В марте того злосчастного 1996 года я шла работать в вечернем эфире, когда по дороге встретила Мамуку Арешидзе.
— С сегодняшнего дня у нас новый главный редактор, он спрашивал о тебе, так вот — тебя ждет серьёзный разговор. Кстати, он интересовался, имеется ли у тебя «крыша», ну, в смысле, покровитель.
— Да ну его… А ты куда собираешься?
— Пока не знаю, — Мамука был печальным и по обыкновению лаконичным. — Наверное, в депутаты.
— Заходите, заходите, — встретил меня новый шеф. — Морошкина, что скажешь нового?
— Ничего, — холодно ответила я и, чтобы не помять пиджак для эфира, повесила его на спинку кресла.
— А что ты скажешь на то, если я переведу тебя на сюжеты?
— Почему?
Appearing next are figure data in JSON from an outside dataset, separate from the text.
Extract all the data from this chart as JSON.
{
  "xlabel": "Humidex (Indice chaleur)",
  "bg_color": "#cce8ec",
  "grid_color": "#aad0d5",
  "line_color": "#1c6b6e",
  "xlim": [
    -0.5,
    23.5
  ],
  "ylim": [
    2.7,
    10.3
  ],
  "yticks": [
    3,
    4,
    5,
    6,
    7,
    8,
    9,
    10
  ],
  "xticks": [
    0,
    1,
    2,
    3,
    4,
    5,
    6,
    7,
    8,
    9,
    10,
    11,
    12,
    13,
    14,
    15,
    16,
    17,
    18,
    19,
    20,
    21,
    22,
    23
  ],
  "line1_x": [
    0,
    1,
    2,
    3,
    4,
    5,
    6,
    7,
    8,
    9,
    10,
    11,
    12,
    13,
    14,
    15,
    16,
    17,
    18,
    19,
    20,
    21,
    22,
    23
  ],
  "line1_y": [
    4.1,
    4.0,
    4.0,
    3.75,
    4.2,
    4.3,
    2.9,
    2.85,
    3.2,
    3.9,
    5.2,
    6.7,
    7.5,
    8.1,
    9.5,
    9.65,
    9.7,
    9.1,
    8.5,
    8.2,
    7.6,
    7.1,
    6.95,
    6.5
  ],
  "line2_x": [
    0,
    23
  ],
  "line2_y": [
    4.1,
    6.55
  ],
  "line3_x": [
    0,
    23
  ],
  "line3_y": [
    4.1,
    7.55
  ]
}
Над сюжетами я работала пять-шесть лет назад в «Тамариони» и «Ибервизии», для меня этот этап уже пройденный и безынтересный, а еще меня совсем не привлекает беготня с микрофоном по улице при не особенно спокойных обстоятельствах. Или студия, или я ухожу, я не могу весь день слоняться на улице. — Это был мой ультиматум.
— Смотри, какая ты бойкая, вах! Переходи на сюжеты, говорю тебе, потом усовершенствуй речь, а со временем я тебя возвращу назад.
Предложение было «впечатляющим» и довольно двусмысленным.
— Я должна исправить речь? — грубо спросила я нового шефа.
— Да, иначе мы сейчас же распрощаемся, — таким же тоном ответил мне голос из кресла. — У тебя, генацвале, русский акцент, и точка!
— Откуда взяться русскому акценту в грузинской школе? — не отставала я. — Да вы знаете, когда моя сочинская тётя слышит мою русскую речь, она себе уши затыкает, а вы говорите — акцент!
— А вот это меня абсолютно не интересует! — ответил главный редактор.
Приговор пересмотру не подлежал!
— С сегодняшнего дня будете иметь дело с моим адвокатом, о своем провинциальном акценте позаботьтесь, — бросила я и громко хлопнула дверью.
Какой адвокат? Откуда? Вот оно, влияние голливудских фильмов, но не могла же я сдаться без боя? Я точно знала, что для меня, однажды уволенной за акцент, причём русский, двери телевидения закрылись бы навсегда. Начиналась борьба, острейшая борьба за сохранение собственного «Я»! В руках же, как Фемида с завязанными глазами, я держала лишь только свою боль и правду.